Did you make that up?
Ha ha. No. We learned it in school. It’s a thing.
So I Googled it and, yup. It’s a thing. In fact, it was a pretty serious thing and, despite being humorous in the moment because it was said unexpectedly, there’s nothing funny about the actual tragedy itself. Basically, a company transporting molasses filled a tanker past capacity and it caused an explosion that flooded a neighborhood, killing 21 people. It was shocking and, until Olivia said it, I had never heard of it.
Of course, we’re glossing over the fact that no one had taught this kid about the Boston Tea Party yet, but that’s beside the point. Taxation without representation aside, I was pretty impressed with her knowledge of obscure and interesting historical events.
In the weeks that followed, the Boston Molasses Flood of 1919 became a topic in our house. We watched Youtube videos describing it and tried to learn all we could. We were becoming experts.
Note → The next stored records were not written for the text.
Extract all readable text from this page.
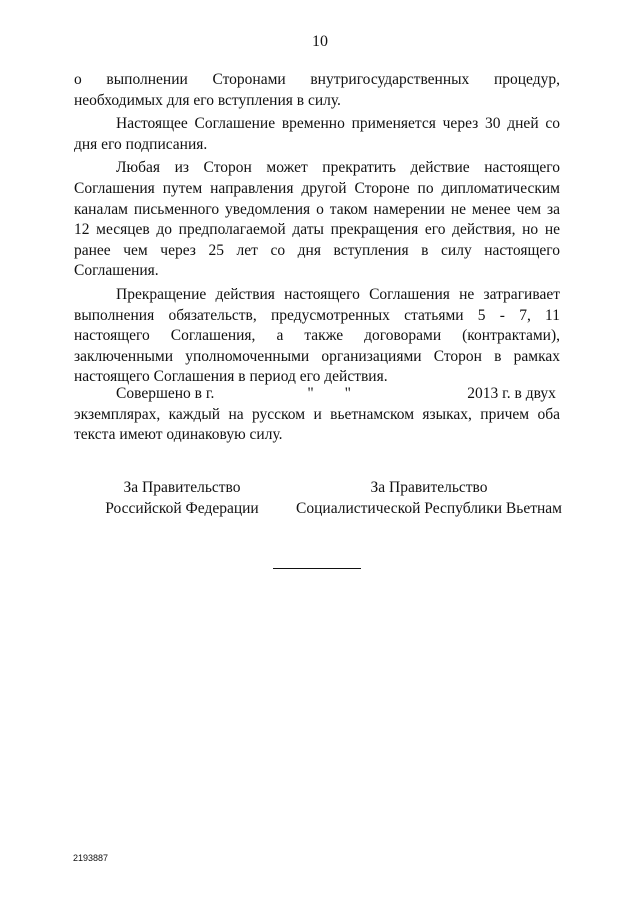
10

о выполнении Сторонами внутригосударственных процедур, необходимых для его вступления в силу.

Настоящее Соглашение временно применяется через 30 дней со дня его подписания.

Любая из Сторон может прекратить действие настоящего Соглашения путем направления другой Стороне по дипломатическим каналам письменного уведомления о таком намерении не менее чем за 12 месяцев до предполагаемой даты прекращения его действия, но не ранее чем через 25 лет со дня вступления в силу настоящего Соглашения.

Прекращение действия настоящего Соглашения не затрагивает выполнения обязательств, предусмотренных статьями 5 - 7, 11 настоящего Соглашения, а также договорами (контрактами), заключенными уполномоченными организациями Сторон в рамках настоящего Соглашения в период его действия.

Совершено в г.                        "        "                              2013 г. в двух

экземплярах, каждый на русском и вьетнамском языках, причем оба текста имеют одинаковую силу.

За Правительство
Российской Федерации
За Правительство
Социалистической Республики Вьетнам
2193887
When people who never heard of it would come by, Olivia and I would go into incredible detail.
You never heard of the Boston Molasses Flood of 1919? Want us to tell you about it?
I’d watch her eyes light up as she jumped in with a fact I may have missed.
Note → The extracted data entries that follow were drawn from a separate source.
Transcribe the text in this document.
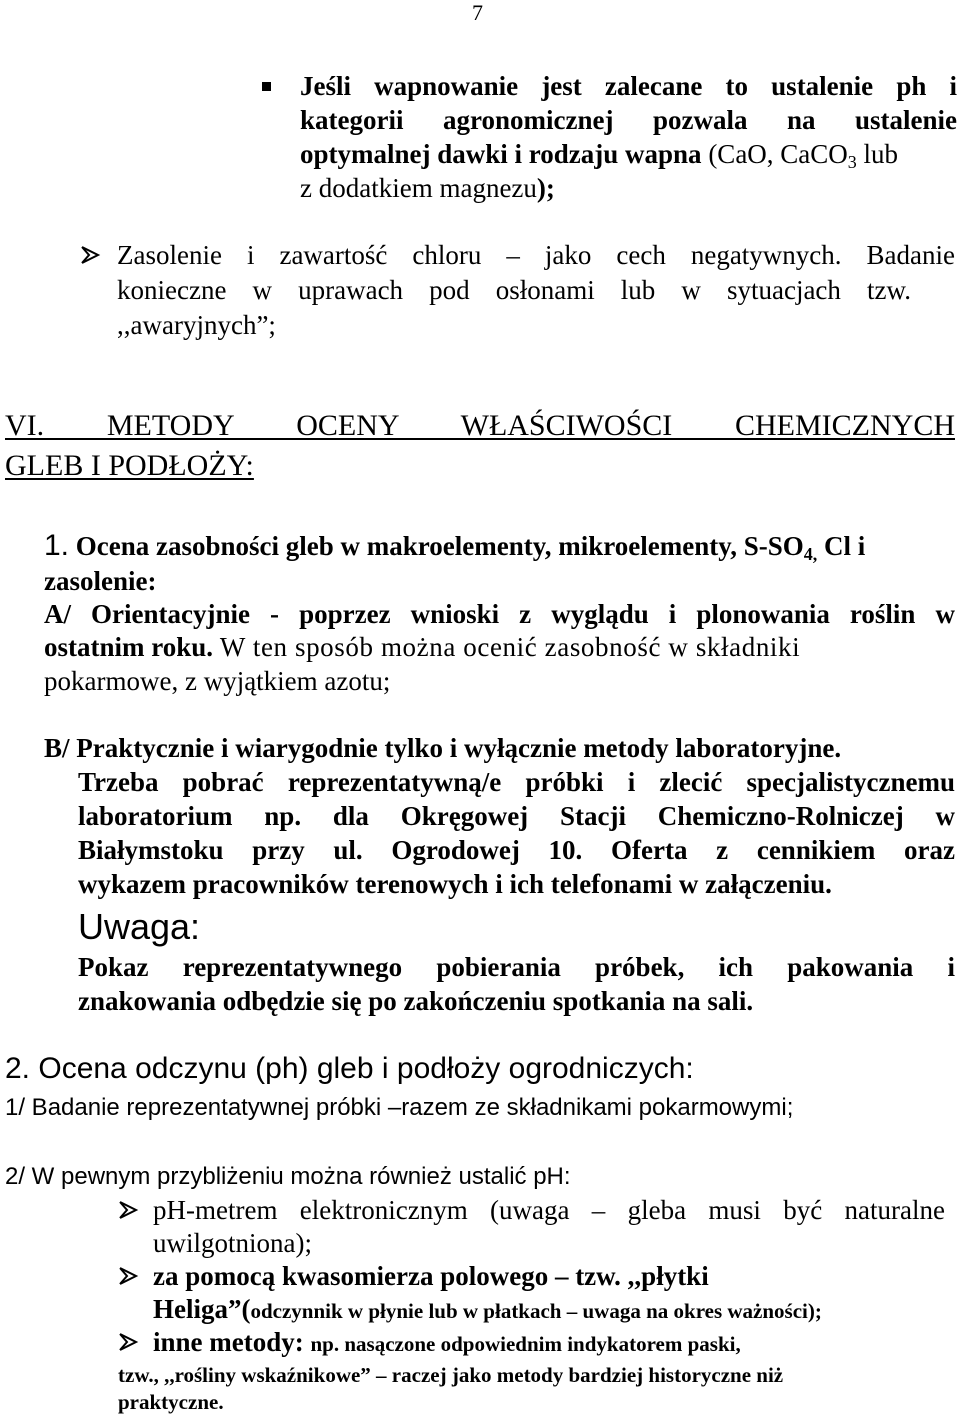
7
Jeśli wapnowanie jest zalecane to ustalenie ph i
kategorii agronomicznej pozwala na ustalenie
optymalnej dawki i rodzaju wapna (CaO, CaCO$_3$ lub
z dodatkiem magnezu);
Zasolenie i zawartość chloru – jako cech negatywnych. Badanie
konieczne w uprawach pod osłonami lub w sytuacjach tzw.
,,awaryjnych”;
VI. METODY OCENY WŁAŚCIWOŚCI CHEMICZNYCH
GLEB I PODŁOŻY:
1. Ocena zasobności gleb w makroelementy, mikroelementy, $S-SO_{4,}$ Cl i
zasolenie:
A/ Orientacyjnie - poprzez wnioski z wyglądu i plonowania roślin w
ostatnim roku. W ten sposób można ocenić zasobność w składniki
pokarmowe, z wyjątkiem azotu;
B/ Praktycznie i wiarygodnie tylko i wyłącznie metody laboratoryjne.
Trzeba pobrać reprezentatywną/e próbki i zlecić specjalistycznemu
laboratorium np. dla Okręgowej Stacji Chemiczno-Rolniczej w
Białymstoku przy ul. Ogrodowej 10. Oferta z cennikiem oraz
wykazem pracowników terenowych i ich telefonami w załączeniu.
Uwaga:
Pokaz reprezentatywnego pobierania próbek, ich pakowania i
znakowania odbędzie się po zakończeniu spotkania na sali.
2. Ocena odczynu (ph) gleb i podłoży ogrodniczych:
1/ Badanie reprezentatywnej próbki –razem ze składnikami pokarmowymi;
2/ W pewnym przybliżeniu można również ustalić pH:
pH-metrem elektronicznym (uwaga – gleba musi być naturalne
uwilgotniona);
za pomocą kwasomierza polowego – tzw. ,,płytki
Heliga”(odczynnik w płynie lub w płatkach – uwaga na okres ważności);
inne metody: np. nasączone odpowiednim indykatorem paski,
tzw., ,,rośliny wskaźnikowe” – raczej jako metody bardziej historyczne niż
praktyczne.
They filled the tank so much that people could hear it creaking!
Then, around Christmas, we decided to go on a road trip to Boston. The kids had never been there and it was within driving distance, so we started to make our plans. I asked Olivia to think of some things she might want to do there. Almost immediately and with the same one-breath delivery used when she first told me about the flood, she blurted out:
The Great Boston Molasses Flood of 1919 Memorial!
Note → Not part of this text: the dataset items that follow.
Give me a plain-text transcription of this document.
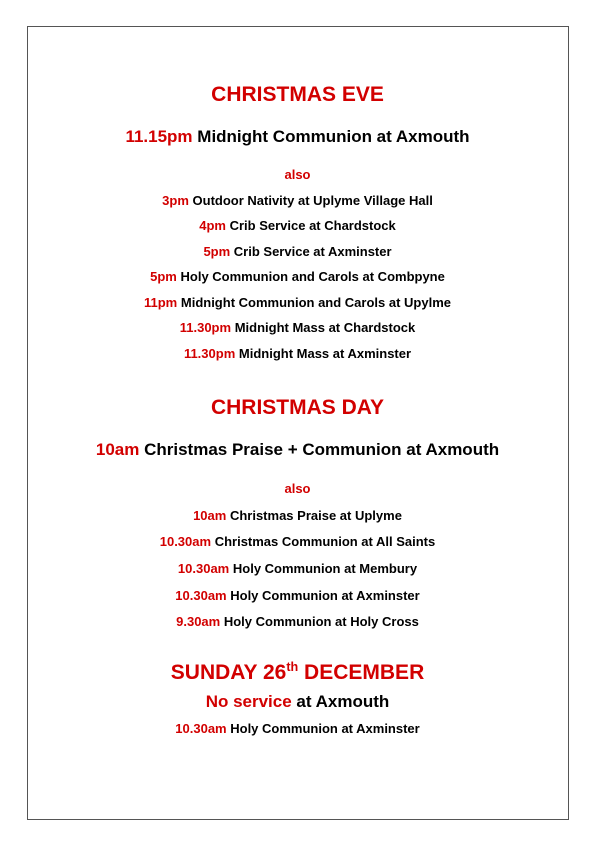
CHRISTMAS EVE
11.15pm Midnight Communion at Axmouth
also
3pm Outdoor Nativity at Uplyme Village Hall
4pm Crib Service at Chardstock
5pm Crib Service at Axminster
5pm Holy Communion and Carols at Combpyne
11pm Midnight Communion and Carols at Upylme
11.30pm Midnight Mass at Chardstock
11.30pm Midnight Mass at Axminster
CHRISTMAS DAY
10am Christmas Praise + Communion at Axmouth
also
10am Christmas Praise at Uplyme
10.30am Christmas Communion at All Saints
10.30am Holy Communion at Membury
10.30am Holy Communion at Axminster
9.30am Holy Communion at Holy Cross
SUNDAY 26th DECEMBER
No service at Axmouth
10.30am Holy Communion at Axminster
Wow. Was there one? She said it with such certainty. So I asked.
Is there really a Great Boston Molasses Flood of 1919 Memorial?
I’ll never forget her reply. She shrugged her shoulders and said.
There’s gotta be.
So once again, I turned to Google and once again it was there. An unassuming green plaque at the entry to a park. It looked like every plaque in every park, but it was like the Holy Grail for us. We made it our goal to go there.
And so we did.
There’s not much to say about our actual visit. It was more of a, “There it is. Let’s hop out of the car and take a picture” thing. The entire event took less than ten minutes and was book-ended by debates about where to eat breakfast, but it wasn’t about the event itself. It was about the fact that we did it.
I kept marveling at how we made our goal happen. I wanted to drive that point home to Olivia. It was something I reminded her of and framed the whole experience as a life lesson in addition to being a historic one. As we all drove off from the site, I made it seem like we had just climbed Mount Everest.
Hey, everybody. I’m proud of us. You, me, Mommy, Lucas – we’ve been talking about it for a year and now we saw it. We made it to the Great Boston Molasses Flood of 1919 Memorial!
A four hour car ride wasn’t the biggest conquest of our lives, but Olivia didn’t know that. I could see in her face that she was pretty proud. It might not have been Everest, but to her, it was.
The most amazing thing is how easily it all could have never happened. Had I just brushed her reply aside like an arrogant grown-up and began lecturing her about the Boston Tea Party, chances are she would have listened, nodded, and then moved on. That didn’t happen.
Don’t misread that statement either. I’m not saying that I’m such an amazing parent that I would never do that. It’s the opposite actually. There’s actually a very good chance that I could have done that. That’s what’s so great about it.
In an effort to fill her head with knowledge, there are plenty of times I can drone on to my daughter’s dead ears. That day could have been one of them. After all, the whole story started with me lecturing about income tax while my disinterested third grader kicked leaves down the road.
Luckily it wasn’t. We grabbed that one passing moment and turned it into a lasting memory. Sometimes that’s all it takes.